3. Ask yourself: How do emotions play into your data game plan?
Don't rely solely on emotions to make decisions: Emotional decision-making is human – but it can perpetuate poor results. For example, Billy Beane realized that emotions – like loyalty, admiration, or nostalgia – caused managers to make poor choices about the team's line up and roster. By collecting and analyzing data – such as player performance stats – with AI and machine learning, you can spot patterns to evaluate a player's strengths and weaknesses without the cloud of emotion or bias. Now you can base decisions on the numbers as well as experience, rather than emotions alone.
Embrace emotions as data: On the other hand, collecting data on emotions can be one of the best ways to make accurate, useful predictions about customer preferences. This is especially true for companies selling products that consumers buy based on personal taste.

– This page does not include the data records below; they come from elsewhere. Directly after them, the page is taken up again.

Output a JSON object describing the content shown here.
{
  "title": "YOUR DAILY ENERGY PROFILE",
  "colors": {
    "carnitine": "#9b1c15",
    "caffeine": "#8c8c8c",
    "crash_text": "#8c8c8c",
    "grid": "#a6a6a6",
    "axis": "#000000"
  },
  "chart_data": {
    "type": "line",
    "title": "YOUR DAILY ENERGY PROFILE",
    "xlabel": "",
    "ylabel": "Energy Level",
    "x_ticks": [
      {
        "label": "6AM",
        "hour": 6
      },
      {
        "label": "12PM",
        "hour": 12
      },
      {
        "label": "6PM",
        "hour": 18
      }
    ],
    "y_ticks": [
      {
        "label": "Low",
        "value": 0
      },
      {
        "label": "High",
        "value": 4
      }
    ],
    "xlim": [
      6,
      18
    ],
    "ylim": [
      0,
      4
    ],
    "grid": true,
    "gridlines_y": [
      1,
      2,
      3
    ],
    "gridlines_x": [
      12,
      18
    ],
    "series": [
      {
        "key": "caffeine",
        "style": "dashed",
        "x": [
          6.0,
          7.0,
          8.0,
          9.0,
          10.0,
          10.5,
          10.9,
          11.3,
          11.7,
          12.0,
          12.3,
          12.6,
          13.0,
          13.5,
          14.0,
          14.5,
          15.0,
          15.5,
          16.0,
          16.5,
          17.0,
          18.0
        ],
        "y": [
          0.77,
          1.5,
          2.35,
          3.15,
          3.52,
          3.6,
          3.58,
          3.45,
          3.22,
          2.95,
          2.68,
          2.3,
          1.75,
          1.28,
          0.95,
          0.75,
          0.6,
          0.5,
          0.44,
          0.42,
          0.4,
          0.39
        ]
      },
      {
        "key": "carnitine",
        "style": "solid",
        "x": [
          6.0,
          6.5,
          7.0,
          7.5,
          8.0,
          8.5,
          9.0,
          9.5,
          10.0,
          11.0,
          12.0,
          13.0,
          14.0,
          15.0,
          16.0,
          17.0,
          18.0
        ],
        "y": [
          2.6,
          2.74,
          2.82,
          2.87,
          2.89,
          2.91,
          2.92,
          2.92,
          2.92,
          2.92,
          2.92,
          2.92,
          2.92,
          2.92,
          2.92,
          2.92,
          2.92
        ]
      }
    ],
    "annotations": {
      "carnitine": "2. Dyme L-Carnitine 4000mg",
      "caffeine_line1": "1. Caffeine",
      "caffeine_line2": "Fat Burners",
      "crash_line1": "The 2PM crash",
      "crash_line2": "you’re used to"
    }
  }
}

But how do you quantify an emotion? You try and find a scientific way to understand why, for example, one wine makes a person happy or nostalgic versus a sip from another that spurs unease or even disgust. In wine, it's all about finding connections between the physical reactions (taste and smell) that a person has and the words they use to describe how that wine makes them feel.
Other industries can do the same – find ways to quantify customer emotions by listening closely. Then, you can use those insights to better meet their needs on a deeper, more emotional and, arguably, more permanent level.
After spending time with Pam and Billy, I'm now eager to see how other industries – even the most venerable ones – can leverage and experiment with these learnings using digital technologies. With the rise of prediction and proliferation of AI and analytics, the possibilities for unexpected, game-changing innovation are truly endless.